ZURICH, Oct 23 (Reuters) - Aryzta’s row with its largest shareholder, Cobas Asset Management, deepened on Tuesday, with the investor accusing the Swiss-Irish baking company of painting “an unduly grim picture” of its financial situation to ram through a disputed capital hike.
Last week, Aryzta stood by its plan to raise 800 million euros ($916.24 million) in new equity to meet its liquidity and financing needs, criticising Cobas’ counterproposal to raise only half that amount as inadequate and risky.
Spain’s Cobas, which has a 14.5 percent stake in the maker of McDonald’s hamburger buns, favors a 400 million euro capital increase and the sale of non-core assets it contends could raise a further 250 million euros.

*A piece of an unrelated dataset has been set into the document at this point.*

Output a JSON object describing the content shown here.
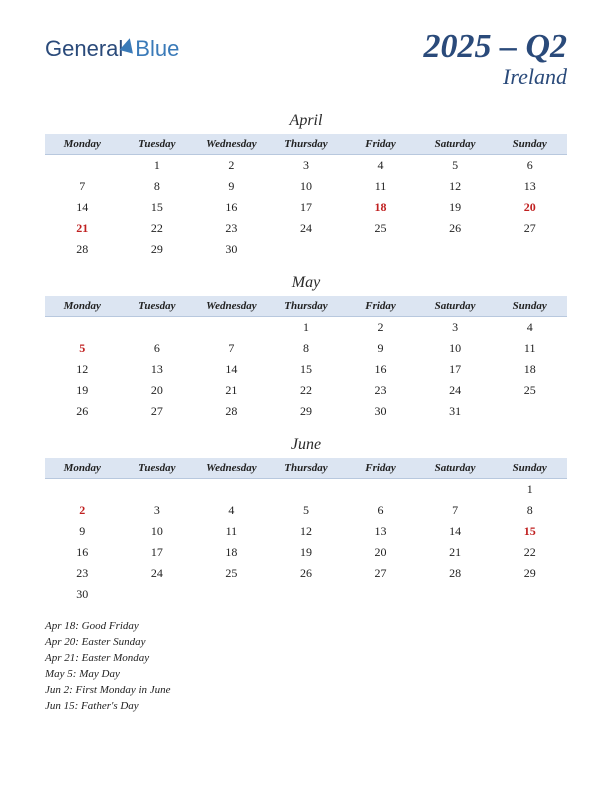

Cobas on Tuesday expressed disappointment, saying Aryzta Chief Executive Kevin Toland has not engaged shareholders as the company seeks to raise new money to cut debt and strengthen its balance sheet. The baking company is reeling from a failed expansion strategy that has led to hundreds of millions of euros in losses.
“We believe that the company now is drawing an unduly grim picture of the current situation with the sole intent to convince shareholders to support the excessively large and dilutive capital increase,” Cobas said in a statement.
Aryzta did not immediately respond to a request for comment.